Для каждого, знающего действительное положение вещей в Германии, ясно, что религиозный социализм сильно сгущает краски. О полной необеспеченности пролетарского бытия, в наше время обязательной помощи безработным, рабочего законодательства, страхования от безработицы и больничных касс, говорить не приходится. Исторгнутость из общества тоже все больше и больше отходит в прошлое. В школе, в университете, на спортивной площадке ее уже нет. Да и как ей держаться, когда пролетарии занимают высшие посты в государстве. О «безнадежности» говорить совсем уже не приходится: социальное положение пролетариата улучшается и будет с каждым годом улучшаться все больше и больше. Картина пролетарского бытия пишется религиозными социалистами не с натуры, а с Марксова изображения этого бытия, в котором теория прогрессивного обнищания пролетариата (Verelendungstheorie) играла, как известно, большую роль. Эта невозможность отречения от марксистского мифа о пролетариате крайне характерна для религиозных социалистов. Она отчетливо отделяет их от такого теоретика, как де Манн *), с которым они во многом перекликаются, который иногда печатается в их органах,
_________________
*) Ср. Hendrik de Mann. Zur Psychologie des Sozialismus Eugen Diederichs Jena. 37.
27
но от которого они одновременно постоянно и отмежевываются.

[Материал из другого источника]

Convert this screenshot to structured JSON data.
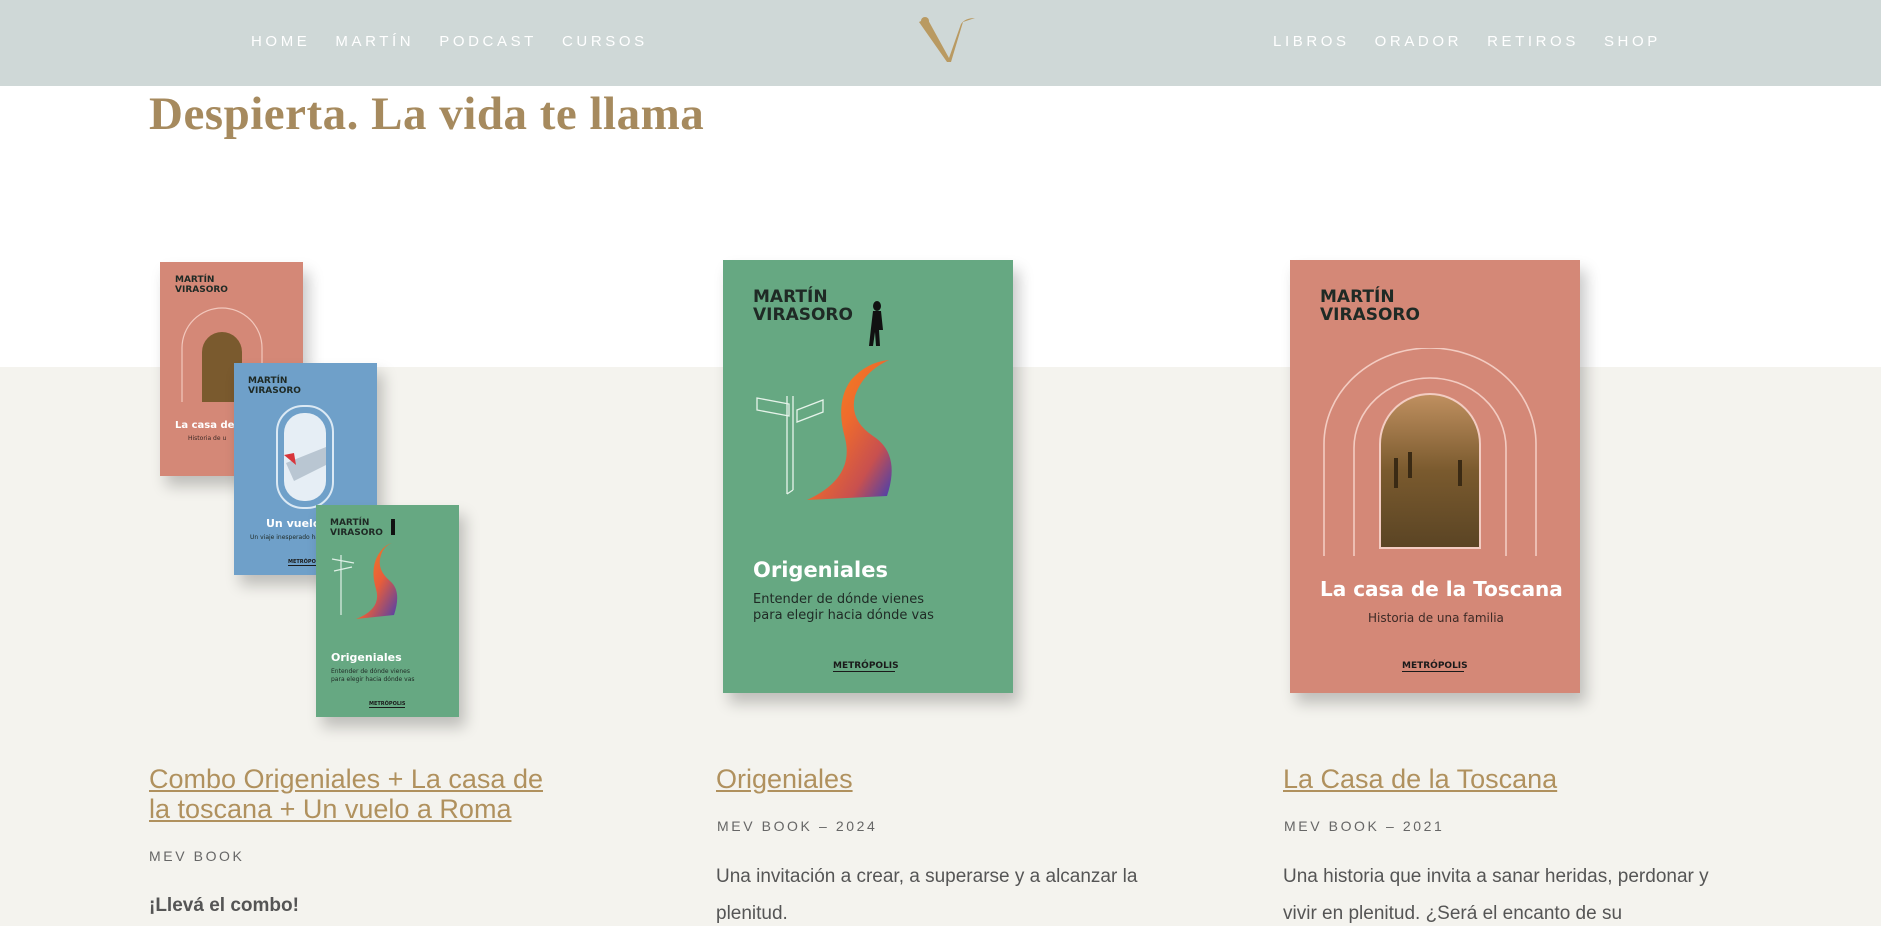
{
  "header": {
    "nav_left": [
      "HOME",
      "MARTÍN",
      "PODCAST",
      "CURSOS"
    ],
    "nav_right": [
      "LIBROS",
      "ORADOR",
      "RETIROS",
      "SHOP"
    ],
    "logo_letter": "V"
  },
  "page": {
    "title": "Despierta. La vida te llama"
  },
  "books": {
    "origeniales": {
      "author_line1": "MARTÍN",
      "author_line2": "VIRASORO",
      "title": "Origeniales",
      "subtitle_line1": "Entender de dónde vienes",
      "subtitle_line2": "para elegir hacia dónde vas",
      "publisher": "METRÓPOLIS"
    },
    "toscana": {
      "author_line1": "MARTÍN",
      "author_line2": "VIRASORO",
      "title": "La casa de la Toscana",
      "subtitle": "Historia de una familia",
      "publisher": "METRÓPOLIS"
    },
    "vuelo": {
      "author_line1": "MARTÍN",
      "author_line2": "VIRASORO",
      "title_visible": "Un vuelo a",
      "subtitle_visible": "Un viaje inesperado ha",
      "publisher": "METRÓPOLIS"
    },
    "toscana_small": {
      "title_visible": "La casa de l",
      "subtitle_visible": "Historia de u"
    }
  },
  "products": [
    {
      "title_line1": "Combo Origeniales + La casa de",
      "title_line2": "la toscana + Un vuelo a Roma",
      "meta": "MEV BOOK",
      "cta": "¡Llevá el combo!"
    },
    {
      "title": "Origeniales",
      "meta": "MEV BOOK – 2024",
      "desc_line1": "Una invitación a crear, a superarse y a alcanzar la",
      "desc_line2": "plenitud."
    },
    {
      "title": "La Casa de la Toscana",
      "meta": "MEV BOOK – 2021",
      "desc_line1": "Una historia que invita a sanar heridas, perdonar y",
      "desc_line2": "vivir en plenitud. ¿Será el encanto de su"
    }
  ],
  "colors": {
    "header_bg": "#cfd8d7",
    "band_bg": "#f4f3ee",
    "gold": "#b0915e",
    "green_cover": "#66a882",
    "pink_cover": "#d48877",
    "blue_cover": "#6fa0c9"
  }
}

Учение о пролетариате, как о социально-психологической территории радикального разрешения жизненного смысла, необходимо для рел. социализма прежде всего для того, чтобы вскрыть религиозную природу социализма. Ибо только там, где над человечеством нависает угроза радикального обессмысливания жизни (radikale Bedrohtheit) возникает — по их мнению — и ощущение несомости (Getragenheit) жизни некою сверхбытийственною (Seins — jenseits) силою.
Итак, душа пролетариата представляется религиозному социализму местом наиболее вероятного перерождения окончательно обессмысленной жизни, в жизнь, обретающую высший смысл.

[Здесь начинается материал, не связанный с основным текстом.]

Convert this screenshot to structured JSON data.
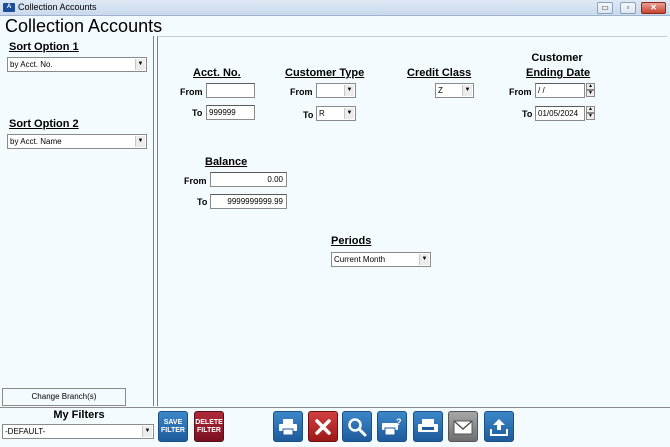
{
  "window": {
    "title": "Collection Accounts",
    "minimize": "▭",
    "restore": "▫",
    "close": "✕",
    "app_icon": "aim-icon"
  },
  "app_title": "Collection Accounts",
  "left": {
    "sort1": {
      "label": "Sort Option 1",
      "value": "by Acct. No."
    },
    "sort2": {
      "label": "Sort Option 2",
      "value": "by Acct. Name"
    },
    "change_branch": "Change Branch(s)",
    "my_filters": {
      "label": "My Filters",
      "value": "-DEFAULT-"
    }
  },
  "acct_no": {
    "label": "Acct. No.",
    "from_label": "From",
    "from": "",
    "to_label": "To",
    "to": "999999"
  },
  "customer_type": {
    "label": "Customer Type",
    "from_label": "From",
    "from": "",
    "to_label": "To",
    "to": "R"
  },
  "credit_class": {
    "label": "Credit Class",
    "value": "Z"
  },
  "cust_end_date": {
    "label_line1": "Customer",
    "label_line2": "Ending Date",
    "from_label": "From",
    "from": " / /",
    "to_label": "To",
    "to": "01/05/2024"
  },
  "balance": {
    "label": "Balance",
    "from_label": "From",
    "from": "0.00",
    "to_label": "To",
    "to": "9999999999.99"
  },
  "periods": {
    "label": "Periods",
    "value": "Current Month"
  },
  "toolbar": {
    "save_filter": "SAVE FILTER",
    "delete_filter": "DELETE FILTER"
  }
}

Таковы, близко соприкасающиеся с марксизмом, религиозно-антропологические (терминология Тиллиха) предпосылки религиозного социализма.
Еще ближе подходит религиозный социализм к марксизму в своих социологических построениях. Тут он, отчасти, быть может и по тактическим соображениям (рел. социалисты, насколько я знаю, года полтора тому назад, in corpore вступили в ряды с. д. партии) уже целиком принимает марксистский анализ капиталистического общества. Они признают, что структура современного общества всецело определяется капиталистическою формою хозяйствования, что рынок является «структурным центром» этой формы, что все остальные сферы жизни не играют не только решающей, но даже и заметной роли. Также безоговорочно разделяют они и учение Маркса о непримиримости интересов тех, кто владеет средствами производства с интересами тех, кто продают свой производственный труд. Они патетически и безскорбно утверждают клас-
28
совую борьбу и безоговорочно становятся на сторону пролетариата. Они идут еще дальше: они утверждают полную независимость классовой борьбы от воли отдельных людей, и потому считают всякое нравственное осуждение людей, стоящих в классовой борьбе, за безответственное и злостное привнесение в политику масштабов, имеющих смысл лишь в совершенно иных сферах». Это уже почти вплотную приближается к большевицкой точке зрения, по которой буржуи и без вины виноваты; пролетарии же и в преступлениях своих не только не вольны, но и невинны.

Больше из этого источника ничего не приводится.